Presentations

Nitrate from agricultural activity contributes to nutrient loading in surface water bodies. This study describes ongoing monitoring of a novel in-stream bioreactor that uses carbonaceous solids (woodchips) to promote denitrification of agricultural drainage. The reactor (40 m3) was trenched into the bottom of an existing agricultural drainage ditch in southern Ontario (Avon site) and a cobble riffle was used to induce flow through the reactor. Monitoring in the second and third years of operation and a comparison of laboratory measured reaction rates for the Avon media and other woodchip bioreactors that have been in operation for up to eight years, suggests that such reactors have the potential to sustain removal rates on the order of 25-250 mg N m-2 hr-1 over decadal timeframes. These removal rates substantially exceed those reported for constructed wetlands. Stream channel narrowing using cobble rip-rap eliminated a siltation problem experienced during the first year of operation. Recent monitoring shows that such in-stream bioreactors can generate greenhouse gases, N2O and CH4, at rates similar to other N-rich agricultural and aqueous environments and can generate methyl mercury at rates similar to other wetland environments. However, production of these potentially undesirable secondary constituents can be reduced or eliminated by control of the redox condition within the reactor.
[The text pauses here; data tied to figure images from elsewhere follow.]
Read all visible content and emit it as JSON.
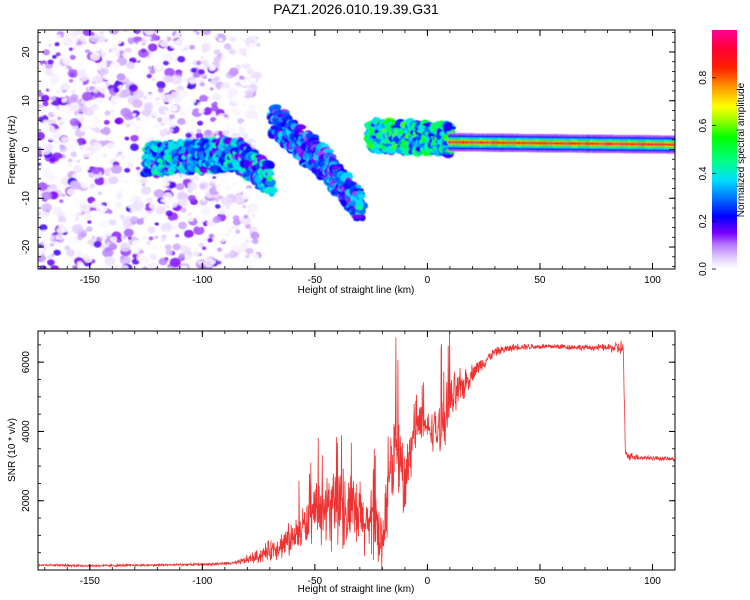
{
  "figure": {
    "title": "PAZ1.2026.010.19.39.G31"
  },
  "chart_data": [
    {
      "type": "heatmap",
      "title": "PAZ1.2026.010.19.39.G31",
      "xlabel": "Height of straight line (km)",
      "ylabel": "Frequency (Hz)",
      "xlim": [
        -173,
        110
      ],
      "ylim": [
        -24.5,
        24.5
      ],
      "xticks": [
        -150,
        -100,
        -50,
        0,
        50,
        100
      ],
      "yticks": [
        -20,
        -10,
        0,
        10,
        20
      ],
      "colorbar": {
        "label": "Normalized spectral amplitude",
        "range": [
          0,
          1
        ],
        "ticks": [
          "0.0",
          "0.2",
          "0.4",
          "0.6",
          "0.8"
        ],
        "colors": [
          "#ffffff",
          "#cc99ff",
          "#8800ff",
          "#0000ff",
          "#00ccff",
          "#00ff66",
          "#ffff00",
          "#ff8800",
          "#ff0000",
          "#ff0088"
        ]
      },
      "features": [
        {
          "name": "noise scatter",
          "x_range": [
            -173,
            -90
          ],
          "freq_range": [
            -24.5,
            24.5
          ],
          "amplitude": [
            0.0,
            0.18
          ]
        },
        {
          "name": "band segment 1",
          "x": [
            -125,
            -85,
            -70
          ],
          "freq": [
            -2,
            -1,
            -6
          ],
          "amplitude": 0.35
        },
        {
          "name": "band segment 2",
          "x": [
            -68,
            -45,
            -30
          ],
          "freq": [
            6,
            -3,
            -12
          ],
          "amplitude": 0.3
        },
        {
          "name": "band segment 3",
          "x": [
            -25,
            10
          ],
          "freq": [
            3,
            2
          ],
          "amplitude": 0.45
        },
        {
          "name": "stable carrier",
          "x": [
            10,
            110
          ],
          "freq": [
            1.5,
            1.0
          ],
          "amplitude": 0.9
        }
      ]
    },
    {
      "type": "line",
      "xlabel": "Height of straight line (km)",
      "ylabel": "SNR (10 * v/v)",
      "xlim": [
        -173,
        110
      ],
      "ylim": [
        0,
        6900
      ],
      "xticks": [
        -150,
        -100,
        -50,
        0,
        50,
        100
      ],
      "yticks": [
        2000,
        4000,
        6000
      ],
      "color": "#ee3333",
      "series": [
        {
          "name": "SNR",
          "x": [
            -173,
            -150,
            -100,
            -85,
            -75,
            -60,
            -50,
            -40,
            -30,
            -20,
            -15,
            -10,
            -5,
            0,
            5,
            10,
            20,
            30,
            40,
            50,
            60,
            70,
            80,
            87,
            88,
            95,
            110
          ],
          "y": [
            150,
            120,
            160,
            200,
            400,
            900,
            1600,
            1800,
            1500,
            900,
            3500,
            2500,
            4200,
            4100,
            4000,
            4800,
            5700,
            6300,
            6450,
            6450,
            6450,
            6420,
            6420,
            6400,
            3300,
            3250,
            3200
          ],
          "noise_amplitude": [
            40,
            40,
            40,
            60,
            250,
            600,
            900,
            1400,
            1300,
            1200,
            1500,
            1200,
            700,
            500,
            900,
            1000,
            300,
            150,
            120,
            100,
            100,
            100,
            120,
            300,
            150,
            100,
            60
          ]
        }
      ]
    }
  ]
}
This is easily done at the Avon site using an adjustable height outlet pipe which allows flow through the reactor to be controlled. In-stream bioreactors are simple to install and maintain, they can utilize existing agricultural drainage networks and they could be suitable for larger scale applications. They could also work well in combination with other nitrate control methods such as the use of constructed wetlands.